O messianismo branco que procurava converter as culturas “bárbaras e primitivas” em culturas “ocidentalizadas e civilizadas” limpava a consciência que muitas das pessoas desses territórios tinham sobre si próprias, de quem eram e porque resistiam. A Igreja Católica teve um papel preponderante na colonização mental feita de forma intencional nestes territórios, para manter o sistema vigente.

Vários líderes africanos encontraram um sentimento colectivo de revolta, de unidade e de luta que foi crucial para a transformação cultural e social necessária para uma mudança política. Frantz Fanon, um intelectual negro francês, dizia que para o sujeito oprimido se libertar era preciso que este reconhecesse que era digno da sua humanidade. As lutas de libertação significavam esse ponto de encontro, sendo que o revolucionário Amílcar Cabral reconhecia que estas eram actos geradores de cultura. Talvez seja por isto que milhões de pessoas saíram há um ano às ruas com uma única reivindicação: as vidas negras importam.

Devolver a humanidade às pessoas que se viram sistemicamente privadas dela é a luta que activistas de grupos como os Black Panthers também tentaram travar num contexto completamente diferente. Encapsulavam a necessidade de superar o país cuja história assenta na segregação racial, na separação de classes, sendo uma luz de esperança para quem achava que a política não as poderia representar. Foram uma contracultura tão politicamente relevante que a cultura dominante não via outra forma de dizimar que não fosse o recurso à violência e ao terror. Representavam a mesma esperança que Martin Luther King, Malcolm X simbolizavam: a ideia de que era possível, urgente e necessário superar essa sociedade.

Amílcar Cabral dizia que o imperialismo europeu, no processo histórico, era inevitável, tal como era inevitável a luta de libertação africana. Se esta visão partilha o determinismo de um sujeito oprimido que está em movimento e quase profere a citação atribuída a Jesus Cristo na Bíblia, a fé de que “os últimos serão os primeiros”.

Nos últimos dez anos, Portugal tem-se demarcado muito relativamente à questão étnico-racial. Conto-o a partir da minha perspectiva: quando dizia aos meus colegas que o racismo existia, eles rapidamente desviavam o olhar e refutavam, “isso era nos Estados Unidos, cá não”. Havia uma certa sensação de desprestígio em reconhecer os problemas sociais que nos afligiam, a normalização do abuso e preconceito racial era tão grande que ninguém via problemas em chamar a pessoas escravizadas “mercadoria”. Foi por isso que chorei pela primeira vez na escola. A nossa professora contava a história dos “Descobrimentos”, e de como tínhamos sido grandes e gloriosos, e eu chorava porque sentia que a mesma insensibilidade que se atirava perante a escravatura era a violência que a sociedade procurava empunhar contra mim, que não passava de uma criança.

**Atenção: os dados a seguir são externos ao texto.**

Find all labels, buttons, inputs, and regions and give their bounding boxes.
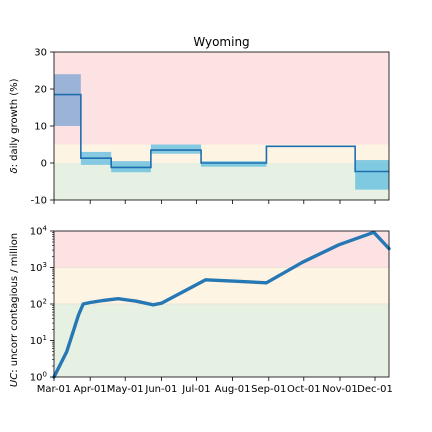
growth-zones xyxy=(54,52,389,200)
growth-y-axis-label: δ: daily growth (%) xyxy=(9,78,20,173)
x-tick-label: Nov-01 xyxy=(322,384,358,395)
growth-step-line xyxy=(54,93,389,173)
growth-x-ticks xyxy=(53,200,376,204)
growth-y-tick-label: 0 xyxy=(41,159,47,170)
growth-band-6 xyxy=(355,160,389,190)
contagious-y-axis-text: : uncorr contagious / million xyxy=(9,233,20,373)
contagious-y-tick-label: 103 xyxy=(30,261,47,274)
growth-y-axis-text: : daily growth (%) xyxy=(9,78,20,167)
contagious-y-ticks: 100 101 102 103 104 xyxy=(30,225,54,384)
contagious-y-tick-label: 102 xyxy=(30,298,47,311)
contagious-y-axis-label: UC: uncorr contagious / million xyxy=(9,233,20,387)
contagious-y-tick-label: 101 xyxy=(30,334,47,347)
contagious-y-axis-symbol: UC xyxy=(9,373,20,387)
growth-band-3 xyxy=(150,144,202,154)
x-tick-label: Aug-01 xyxy=(215,384,251,395)
growth-y-tick-label: 30 xyxy=(34,48,47,59)
growth-zone-0 xyxy=(54,52,389,145)
x-tick-label: Jun-01 xyxy=(144,384,177,395)
growth-y-tick-label: 20 xyxy=(34,85,47,96)
contagious-zone-2 xyxy=(54,304,389,377)
growth-zone-2 xyxy=(54,163,389,200)
contagious-zone-0 xyxy=(54,231,389,268)
x-tick-label: Dec-01 xyxy=(357,384,393,395)
contagious-y-tick-label: 104 xyxy=(30,225,48,238)
growth-rate-panel: -10 0 10 20 30 Wyoming δ: daily growth (%) xyxy=(9,35,390,207)
contagious-zone-1 xyxy=(54,267,389,304)
x-tick-label: Apr-01 xyxy=(74,384,107,395)
chart-title: Wyoming xyxy=(193,35,249,49)
contagious-y-tick-label: 100 xyxy=(30,371,47,384)
growth-band-4 xyxy=(201,161,267,167)
contagious-panel: 100 101 102 103 104 Mar-01 Apr-01 May-01 Jun-01… xyxy=(9,225,393,396)
growth-y-ticks: -10 0 10 20 30 xyxy=(31,48,54,207)
x-tick-label: Oct-01 xyxy=(287,384,321,395)
x-tick-label: May-01 xyxy=(107,384,144,395)
growth-band-0 xyxy=(54,74,81,126)
x-tick-label: Jul-01 xyxy=(181,384,210,395)
contagious-line xyxy=(52,230,391,379)
growth-y-axis-symbol: δ xyxy=(9,167,20,173)
x-tick-label: Mar-01 xyxy=(37,384,72,395)
growth-y-tick-label: -10 xyxy=(31,196,47,207)
growth-zone-1 xyxy=(54,144,389,163)
growth-y-tick-label: 10 xyxy=(34,122,47,133)
contagious-x-ticks: Mar-01 Apr-01 May-01 Jun-01 Jul-01 Aug-01 Sep-… xyxy=(37,377,393,395)
contagious-zones xyxy=(54,231,389,377)
x-tick-label: Sep-01 xyxy=(251,384,286,395)
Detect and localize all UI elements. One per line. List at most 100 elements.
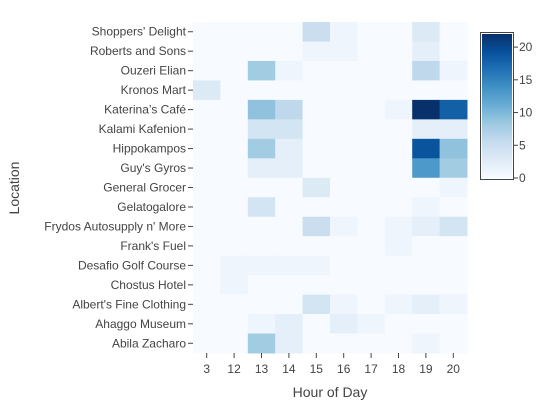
heatmap-cell [220,314,249,335]
heatmap-cell [193,294,221,315]
heatmap-cell [357,119,386,140]
heatmap-cell [220,41,249,62]
heatmap-cell [275,99,304,120]
heatmap-cell [357,216,386,237]
heatmap-cell [275,177,304,198]
heatmap-cell [412,158,441,179]
y-tick-label: Desafio Golf Course [78,258,186,272]
heatmap-cell [384,41,413,62]
heatmap-cell [193,99,221,120]
colorbar-gradient [482,34,512,178]
heatmap-cell [302,119,331,140]
heatmap-cell [384,255,413,276]
heatmap-cell [275,80,304,101]
heatmap-cell [412,41,441,62]
y-tick-label: Kalami Kafenion [99,122,186,136]
heatmap-cell [220,138,249,159]
heatmap-cell [302,99,331,120]
heatmap-cell [193,158,221,179]
heatmap-cell [275,41,304,62]
heatmap-cell [302,275,331,296]
colorbar-tick-label: 0 [519,171,526,185]
heatmap-cell [412,22,441,42]
x-tick-label: 18 [392,362,406,376]
heatmap-cell [357,197,386,218]
heatmap-cell [302,197,331,218]
heatmap-cell [275,236,304,257]
heatmap-cell [220,255,249,276]
heatmap-cell [412,314,441,335]
heatmap-cell [247,177,276,198]
heatmap-cell [330,80,358,101]
y-tick-label: Abila Zacharo [112,336,186,350]
heatmap-cell [412,333,441,354]
y-tick-label: Hippokampos [113,142,186,156]
heatmap-cell [302,60,331,81]
heatmap-cell [193,236,221,257]
heatmap-cell [302,41,331,62]
x-axis-title: Hour of Day [293,384,368,400]
heatmap-cell [302,216,331,237]
heatmap-cell [412,138,441,159]
heatmap-cell [357,333,386,354]
heatmap-cell [439,177,468,198]
heatmap-cell [247,294,276,315]
heatmap-cell [220,119,249,140]
heatmap-cell [220,177,249,198]
heatmap-cell [330,275,358,296]
colorbar-outline [480,32,514,180]
y-tick-label: Kronos Mart [121,83,187,97]
heatmap-cell [193,314,221,335]
heatmap-cell [412,197,441,218]
heatmap-cell [330,99,358,120]
y-tick-label: General Grocer [103,181,186,195]
y-tick-label: Shoppers' Delight [92,25,187,39]
heatmap-cell [330,333,358,354]
heatmap-cell [302,80,331,101]
heatmap-cell [193,41,221,62]
heatmap-cell [247,333,276,354]
heatmap-cell [357,294,386,315]
x-axis-ticks: 3 12 13 14 15 16 17 18 19 20 [203,353,460,376]
heatmap-cell [384,99,413,120]
heatmap-cell [275,294,304,315]
heatmap-cell [247,22,276,42]
y-tick-label: Katerina’s Café [104,103,186,117]
heatmap-cell [220,60,249,81]
x-tick-label: 13 [255,362,269,376]
x-tick-label: 14 [282,362,296,376]
heatmap-cell [275,255,304,276]
heatmap-cell [330,119,358,140]
y-tick-label: Albert's Fine Clothing [72,297,186,311]
heatmap-cell [302,255,331,276]
heatmap-cell [384,138,413,159]
heatmap-cell [412,99,441,120]
heatmap-cell [330,255,358,276]
heatmap-cell [357,177,386,198]
heatmap-cell [384,60,413,81]
heatmap-cell [412,275,441,296]
colorbar-tick-label: 5 [519,138,526,152]
heatmap-cell [193,119,221,140]
heatmap-cell [412,177,441,198]
y-tick-label: Roberts and Sons [90,44,186,58]
heatmap-cell [275,60,304,81]
y-tick-label: Frank's Fuel [120,239,186,253]
heatmap-cells [193,22,468,354]
heatmap-cell [439,255,468,276]
heatmap-cell [357,255,386,276]
heatmap-cell [384,314,413,335]
heatmap-cell [439,333,468,354]
heatmap-cell [275,158,304,179]
heatmap-cell [412,60,441,81]
heatmap-cell [357,60,386,81]
heatmap-cell [247,99,276,120]
heatmap-cell [330,197,358,218]
heatmap-cell [439,80,468,101]
heatmap-cell [220,236,249,257]
heatmap-cell [384,177,413,198]
heatmap-cell [439,197,468,218]
heatmap-cell [384,80,413,101]
heatmap-cell [439,41,468,62]
x-tick-label: 19 [419,362,433,376]
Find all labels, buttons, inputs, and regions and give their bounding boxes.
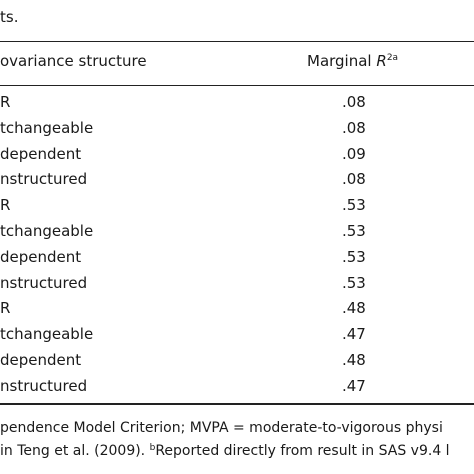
table-row: tchangeable .47 [0,323,474,349]
table-row: tchangeable .08 [0,117,474,143]
covariance-structure-cell: dependent [0,144,82,163]
marginal-r2-cell: .47 [342,325,366,344]
covariance-structure-cell: nstructured [0,170,88,189]
header-marginal-r2-prefix: Marginal [307,52,377,70]
header-marginal-r2: Marginal R2a [307,52,398,70]
marginal-r2-cell: .08 [342,93,366,111]
marginal-r2-cell: .08 [342,118,366,137]
table-caption: ts. [0,8,19,26]
covariance-structure-cell: dependent [0,247,82,266]
covariance-structure-cell: tchangeable [0,221,94,240]
covariance-structure-cell: tchangeable [0,118,94,137]
footnote-text-a: in Teng et al. (2009). [0,443,150,459]
table-row: R .53 [0,194,474,220]
covariance-structure-cell: R [0,93,11,111]
footnote-marker-b: b [149,443,156,453]
table-row: dependent .48 [0,349,474,375]
covariance-structure-cell: tchangeable [0,325,94,344]
table-row: dependent .53 [0,246,474,272]
covariance-structure-cell: nstructured [0,376,88,395]
marginal-r2-cell: .47 [342,376,366,395]
table-row: nstructured .53 [0,272,474,298]
header-marginal-r2-superscript: 2a [386,53,399,63]
table-footnote-line-2: in Teng et al. (2009). bReported directl… [0,443,450,459]
header-marginal-r2-symbol: R [376,52,387,70]
table-row: R .48 [0,297,474,323]
table-row: nstructured .47 [0,375,474,401]
table-row: nstructured .08 [0,168,474,194]
table-footnote-line-1: pendence Model Criterion; MVPA = moderat… [0,420,443,436]
covariance-structure-cell: R [0,299,11,318]
footnote-text-b: Reported directly from result in SAS v9.… [155,443,450,459]
table-top-rule [0,41,474,42]
table-body: R .08 tchangeable .08 dependent .09 nstruct… [0,91,474,401]
header-covariance-structure: ovariance structure [0,52,147,70]
table-bottom-rule [0,403,474,405]
covariance-structure-cell: nstructured [0,273,88,292]
table-row: tchangeable .53 [0,220,474,246]
table-row: dependent .09 [0,143,474,169]
covariance-structure-cell: dependent [0,350,82,369]
marginal-r2-cell: .53 [342,221,366,240]
covariance-structure-cell: R [0,196,11,215]
marginal-r2-cell: .53 [342,196,366,215]
marginal-r2-cell: .53 [342,273,366,292]
marginal-r2-cell: .08 [342,170,366,189]
table-header-rule [0,85,474,86]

O movimento Black Lives Matter surgiu em 2014 e a alterar o discurso racial que existia em todo o mundo, tornando evidente a violência que afligia os corpos de outros que eram jovens crianças, tal como eu. Dia após dia, mês após mês, ano após ano, as nossas reivindicações iam ficando mais difíceis de ignorar. Saímos às ruas quando George Floyd morreu para dizer que não toleraríamos mais que as coisas assim fossem acompanhadas por milhões de outras pessoas.

A sensação de mudança tem encontrado uma ausência de políticas estruturais que nos permitam ultrapassar este sistema e estas políticas que nos matam, a necropolítica com a qual não seremos mais complacentes.

Ser jovem em 2021 é reconhecer que há este legado histórico que antecede tudo o que fazemos, mas perceber a necessidade de analisar a sociedade na qual nos inserimos. É saber as lutas que não podemos abster de travar e é rejeitar a cultura da “imparcialidade” que significa, para os oprimidos, (sempre) a complacência com o opressor. É reconhecer a magnitude dos desafios, dos sistemas, das ideias que queremos superar. Mas não sucumbir e encontrar formas colectivas de a superar. Reconhecermos a interdependência que temos uma das outras e a importância de não largar a mão de ninguém: essa é a nossa força.